Y se mencionó que eso está en la lectura de ʿAbd Allāh:
«إنّها شَجَرَةٌ نابِتَةٌ فِي أصْلِ الجَحِيمِ»
como:
Nos narró Bishr,
dijo:
nos narró Yazīd,
dijo:
nos narró Saʿīd, de Qatāda,
acerca de Su dicho:
{طَلْعُها كأنّهُ رُءُوسُ الشّياطِينُ} —dijo: lo asemejó a eso.
Si alguien dijera:
¿cuál es el sentido de asemejar el espádice de este árbol a las cabezas de los demonios en la fealdad, cuando no tenemos conocimiento del grado de fealdad de las cabezas de los demonios? Pues una cosa solo se ejemplifica con otra para dar a conocer al ejemplificado aquello que se le ejemplifica, por la cercanía de semejanza entre ambos, con conocimiento por parte del destinatario del ejemplo de las dos cosas, o de una de ellas. Y es sabido que los asociadores a quienes se dirigió esta aleya no conocían el árbol del zaqqūm, ni las cabezas de los demonios, ni los habían visto, ni a uno de los dos.
Se le dirá:
En cuanto al árbol del zaqqūm, Dios —exaltado sea Su recuerdo— se lo describió y se lo aclaró hasta que supieron qué era y cuál era su descripción, pues les dijo:
{شَجَرَةُ تَخْرُجُ فِي أصْلِ الجَحِيمِ طَلْعُها كأنّهُ رُؤُوسُ الشّياطِينِ} y no los dejó en ceguera respecto de ello. En cuanto a Su comparación de su espádice con las cabezas de los demonios,
digo que para ello hay varios sentidos comprensibles:
uno de ellos es que se haya comparado con las cabezas de los demonios conforme a un uso ya establecido entre los destinatarios de la aleya; y es que el uso de la gente ha corrido entre ellos, en su hipérbole, que cuando uno de ellos quiere exagerar en afear algo,
dice:
“como si fuera un demonio”; ese es uno de los pareceres.
El segundo es que se haya comparado con la cabeza de una serpiente conocida entre los árabes, llamada “shayṭān”; es una serpiente que tiene, según se ha mencionado, una cresta, de rostro y aspecto feos.
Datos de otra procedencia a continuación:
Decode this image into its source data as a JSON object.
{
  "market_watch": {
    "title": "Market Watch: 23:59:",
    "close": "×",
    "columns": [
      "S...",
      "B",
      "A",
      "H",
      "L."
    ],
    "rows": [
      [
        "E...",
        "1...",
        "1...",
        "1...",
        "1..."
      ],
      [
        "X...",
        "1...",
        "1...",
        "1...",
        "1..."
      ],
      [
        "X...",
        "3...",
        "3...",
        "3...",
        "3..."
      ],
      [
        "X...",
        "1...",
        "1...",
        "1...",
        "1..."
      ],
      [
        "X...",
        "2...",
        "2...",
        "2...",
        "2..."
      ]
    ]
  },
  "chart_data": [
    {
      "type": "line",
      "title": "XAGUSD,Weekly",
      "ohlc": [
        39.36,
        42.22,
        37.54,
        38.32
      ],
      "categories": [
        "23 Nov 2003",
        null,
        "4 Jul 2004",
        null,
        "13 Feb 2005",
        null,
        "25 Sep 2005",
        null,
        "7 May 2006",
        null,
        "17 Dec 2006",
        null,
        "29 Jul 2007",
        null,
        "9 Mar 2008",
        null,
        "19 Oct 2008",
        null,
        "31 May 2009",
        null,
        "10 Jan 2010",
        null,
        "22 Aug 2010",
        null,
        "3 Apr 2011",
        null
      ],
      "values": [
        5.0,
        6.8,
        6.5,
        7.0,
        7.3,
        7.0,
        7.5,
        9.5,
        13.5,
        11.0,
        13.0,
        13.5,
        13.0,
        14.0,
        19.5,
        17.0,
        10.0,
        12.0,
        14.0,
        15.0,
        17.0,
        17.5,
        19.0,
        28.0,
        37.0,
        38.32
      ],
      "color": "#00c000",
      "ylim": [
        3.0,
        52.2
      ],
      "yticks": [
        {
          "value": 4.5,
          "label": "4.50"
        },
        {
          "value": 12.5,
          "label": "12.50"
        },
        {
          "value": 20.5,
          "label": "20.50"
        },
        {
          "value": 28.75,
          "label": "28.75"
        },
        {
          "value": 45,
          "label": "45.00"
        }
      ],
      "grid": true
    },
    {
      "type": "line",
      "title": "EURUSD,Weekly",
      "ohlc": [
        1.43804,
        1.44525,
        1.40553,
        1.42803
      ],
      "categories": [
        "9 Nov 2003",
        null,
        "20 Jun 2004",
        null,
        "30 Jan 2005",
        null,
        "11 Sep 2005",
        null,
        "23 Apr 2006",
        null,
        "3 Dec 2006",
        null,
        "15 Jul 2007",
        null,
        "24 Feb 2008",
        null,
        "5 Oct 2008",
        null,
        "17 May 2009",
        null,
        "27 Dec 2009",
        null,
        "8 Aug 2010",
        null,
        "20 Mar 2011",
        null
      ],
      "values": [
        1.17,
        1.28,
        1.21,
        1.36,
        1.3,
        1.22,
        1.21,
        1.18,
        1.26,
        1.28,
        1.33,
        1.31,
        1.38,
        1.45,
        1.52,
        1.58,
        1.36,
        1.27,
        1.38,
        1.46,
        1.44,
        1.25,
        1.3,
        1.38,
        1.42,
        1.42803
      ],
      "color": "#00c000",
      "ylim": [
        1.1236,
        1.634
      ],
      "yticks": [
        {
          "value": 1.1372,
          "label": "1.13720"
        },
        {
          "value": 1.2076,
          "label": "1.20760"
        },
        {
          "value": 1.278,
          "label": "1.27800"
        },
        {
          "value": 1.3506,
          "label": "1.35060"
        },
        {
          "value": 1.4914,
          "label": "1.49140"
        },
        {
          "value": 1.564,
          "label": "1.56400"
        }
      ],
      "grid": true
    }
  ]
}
Y a ella se refirió el rajazista en su dicho:
عَنْجَرِدٌ تَحْلِفُ حِينَ أحْلِفُكمِثْلِ شَيْطانِ الحَماطِ أعْرَفُ
Y se transmite: عُجَيّزٌ.
Y el tercero:
que se haya comparado con un brote conocido, semejante a las cabezas de los demonios; se mencionó que es de cabeza fea.
{فإنّهُمْ لاََكِلُونَ مِنْها فَمالِئُونَ منها البُطُونَ} dice —exaltado sea Su recuerdo—: ciertamente esos asociadores para quienes Dios hizo de este árbol una tentación, comerán de este árbol —que es el árbol del zaqqūm— y llenarán sus vientres con su zaqqūm.